Я оказался на хрустальном летательном аппарате неверной, невероятной, пульсирующей конструкции. Помню лишь — чудо! Я сидел на крыле и плыл в безмолвии, созданном звуковыми волнами; плыл над громадами облаков, в фиолетовом упругом воздухе, все выше и выше; плыл медленно, со скоростью догонявшего меня звука. Я подставлял лицо потоку, а поток проходил сквозь мою душу, рождая в ней лишь колебания блаженства и совсем не рождая сопротивления.
Капель, казавшаяся вначале враждебной, холодила и успокаивала; казалось, только она теперь давала мне возможность дышать. Ритм, непрекращающееся течение жизни; вдох — выдох, систола — диастола.
Всё. Последний готический всплеск. Капель. Прощание. Финал. Финиш.
Тонарм оторвался от зеркала пластинки и с чуть слышным жужжанием сервомотора ушел на место. Сашка крякнул, поднялся с пола, засунул пластинку в конверт, молча пожал руку. Хлопнула входная дверь, так больно и резко в обвалившейся на меня внезапной тишине.
На нетвердых, ватных ногах я доковылял до кухни, вытащил из холодильника початую бутылку «Московской» и направил ледяную обжигающую струю в пересохшее горло. Я стоял и судорожно глотал — до последней капли.
Мне было страшно. Мне хотелось забыть, вычеркнуть эту музыку из своей доселе пустой жизни. Развернуть время. Вернуть Сашку. Вернуть свой «Чингиз Хан» в верхнем кассетном кармане. Вернуть мелодику. Вернуть порядок в понимание естества.
Тогда — не удалось.
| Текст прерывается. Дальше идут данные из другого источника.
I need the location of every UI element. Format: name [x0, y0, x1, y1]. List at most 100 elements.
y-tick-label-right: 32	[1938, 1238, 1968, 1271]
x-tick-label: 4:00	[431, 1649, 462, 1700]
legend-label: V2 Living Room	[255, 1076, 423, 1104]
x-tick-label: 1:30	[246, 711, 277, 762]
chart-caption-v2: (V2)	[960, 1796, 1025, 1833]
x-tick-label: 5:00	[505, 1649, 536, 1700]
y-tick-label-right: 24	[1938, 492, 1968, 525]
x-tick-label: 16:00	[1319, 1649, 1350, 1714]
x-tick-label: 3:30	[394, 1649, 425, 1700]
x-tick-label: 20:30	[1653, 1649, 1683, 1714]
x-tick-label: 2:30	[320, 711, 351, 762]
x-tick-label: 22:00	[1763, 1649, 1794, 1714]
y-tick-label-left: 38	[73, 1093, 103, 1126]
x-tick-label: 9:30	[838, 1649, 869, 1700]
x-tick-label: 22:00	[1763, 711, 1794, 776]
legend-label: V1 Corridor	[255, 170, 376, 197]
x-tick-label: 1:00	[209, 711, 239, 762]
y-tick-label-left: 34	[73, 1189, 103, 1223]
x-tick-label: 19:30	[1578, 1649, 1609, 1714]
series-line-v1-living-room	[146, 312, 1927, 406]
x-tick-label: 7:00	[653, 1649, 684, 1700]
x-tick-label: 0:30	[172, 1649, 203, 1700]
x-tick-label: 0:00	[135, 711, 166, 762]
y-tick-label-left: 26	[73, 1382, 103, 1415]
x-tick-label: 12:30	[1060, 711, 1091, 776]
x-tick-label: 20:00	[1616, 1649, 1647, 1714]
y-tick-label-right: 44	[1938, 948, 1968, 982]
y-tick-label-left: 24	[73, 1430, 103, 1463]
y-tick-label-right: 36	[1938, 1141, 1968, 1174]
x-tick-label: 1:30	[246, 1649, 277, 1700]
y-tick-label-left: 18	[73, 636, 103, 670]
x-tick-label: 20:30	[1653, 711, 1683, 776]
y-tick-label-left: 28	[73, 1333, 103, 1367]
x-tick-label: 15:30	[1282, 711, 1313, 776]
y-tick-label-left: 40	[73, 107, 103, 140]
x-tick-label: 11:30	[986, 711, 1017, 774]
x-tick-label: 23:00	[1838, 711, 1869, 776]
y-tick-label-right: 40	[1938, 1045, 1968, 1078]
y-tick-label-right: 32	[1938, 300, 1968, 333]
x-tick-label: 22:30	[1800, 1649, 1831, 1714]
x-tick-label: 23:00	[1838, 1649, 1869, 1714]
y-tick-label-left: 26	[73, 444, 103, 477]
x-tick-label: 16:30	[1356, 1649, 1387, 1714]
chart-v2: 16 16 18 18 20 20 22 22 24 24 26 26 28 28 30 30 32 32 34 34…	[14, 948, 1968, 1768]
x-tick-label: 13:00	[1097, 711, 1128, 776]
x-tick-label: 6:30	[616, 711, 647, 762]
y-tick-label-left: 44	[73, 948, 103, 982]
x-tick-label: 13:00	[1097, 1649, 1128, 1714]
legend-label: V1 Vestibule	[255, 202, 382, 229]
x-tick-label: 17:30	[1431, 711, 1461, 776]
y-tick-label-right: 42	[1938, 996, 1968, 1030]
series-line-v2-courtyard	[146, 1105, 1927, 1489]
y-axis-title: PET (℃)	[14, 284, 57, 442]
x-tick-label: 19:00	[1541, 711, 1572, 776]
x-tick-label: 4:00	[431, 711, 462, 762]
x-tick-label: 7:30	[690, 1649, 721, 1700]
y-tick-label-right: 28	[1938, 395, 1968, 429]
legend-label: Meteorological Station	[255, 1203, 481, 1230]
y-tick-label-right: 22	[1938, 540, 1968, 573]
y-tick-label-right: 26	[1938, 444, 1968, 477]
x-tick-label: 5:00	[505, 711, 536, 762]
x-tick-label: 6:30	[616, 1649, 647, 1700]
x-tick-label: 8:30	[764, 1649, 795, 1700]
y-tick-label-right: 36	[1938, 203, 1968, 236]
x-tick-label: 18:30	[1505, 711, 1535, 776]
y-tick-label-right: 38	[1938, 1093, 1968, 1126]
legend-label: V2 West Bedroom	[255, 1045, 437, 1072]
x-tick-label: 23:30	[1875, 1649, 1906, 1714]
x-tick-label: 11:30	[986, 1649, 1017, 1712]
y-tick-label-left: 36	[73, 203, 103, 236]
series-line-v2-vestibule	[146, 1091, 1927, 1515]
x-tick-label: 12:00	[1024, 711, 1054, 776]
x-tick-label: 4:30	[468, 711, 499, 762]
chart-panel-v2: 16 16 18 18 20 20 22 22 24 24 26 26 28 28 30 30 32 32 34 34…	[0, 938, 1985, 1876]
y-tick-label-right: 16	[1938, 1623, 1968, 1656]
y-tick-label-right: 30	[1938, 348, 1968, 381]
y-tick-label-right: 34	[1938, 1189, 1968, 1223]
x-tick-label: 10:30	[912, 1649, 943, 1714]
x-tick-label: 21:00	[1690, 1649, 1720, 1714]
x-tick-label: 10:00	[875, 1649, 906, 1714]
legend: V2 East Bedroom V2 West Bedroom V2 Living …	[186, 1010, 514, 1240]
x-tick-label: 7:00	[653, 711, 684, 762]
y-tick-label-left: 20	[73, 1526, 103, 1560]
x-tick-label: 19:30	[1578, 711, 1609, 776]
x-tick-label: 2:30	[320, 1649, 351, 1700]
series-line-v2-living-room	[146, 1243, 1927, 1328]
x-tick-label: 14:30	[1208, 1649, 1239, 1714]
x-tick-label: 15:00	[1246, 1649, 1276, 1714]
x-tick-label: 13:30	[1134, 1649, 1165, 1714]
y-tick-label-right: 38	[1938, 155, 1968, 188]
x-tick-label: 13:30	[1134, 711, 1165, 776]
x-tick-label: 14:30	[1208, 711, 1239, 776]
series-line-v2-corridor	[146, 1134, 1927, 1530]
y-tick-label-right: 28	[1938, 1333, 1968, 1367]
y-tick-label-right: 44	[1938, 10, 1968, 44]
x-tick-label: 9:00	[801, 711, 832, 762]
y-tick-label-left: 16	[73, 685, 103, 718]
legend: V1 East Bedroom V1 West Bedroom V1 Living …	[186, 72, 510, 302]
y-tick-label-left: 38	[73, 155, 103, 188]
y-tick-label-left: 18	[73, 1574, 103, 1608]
Теперь — не жалею.
ПУТЕШЕСТВИЕ ИЗ САН-ДИЕГО В ДИСНЕЙЛЕНД, ИЛИ ДЕНЬ БЛАГОДАРЕНИЯ
Ранним солнечным ноябрьским утром, где-то около семи, я вышел, щурясь, на парковочную площадку перед маленьким отелем «семейного типа» в Ла-Хойе, фешенебельном пригороде Сан-Диего. День обещал быть долгим и приятным. Да и каким иначе мог быть он, День Благодарения. Глубокой осенью, каждый год, в последний четверг ноября, американцы вспоминают первых поселенцев и благодарят Всевышнего за то, что он сделал для всех них — за голубое небо над головой, за мир и любовь в домах, за обильный урожай и новое, наступающее, неизвестное и потому волнующее, будущее. На капот и лобовое стекло моего белого «Ниссана-Максима», взятого неделю назад напрокат в аэропорту Лос-Анжелеса, осел предрассветный туман, от которого теперь в воздухе не осталось и следа.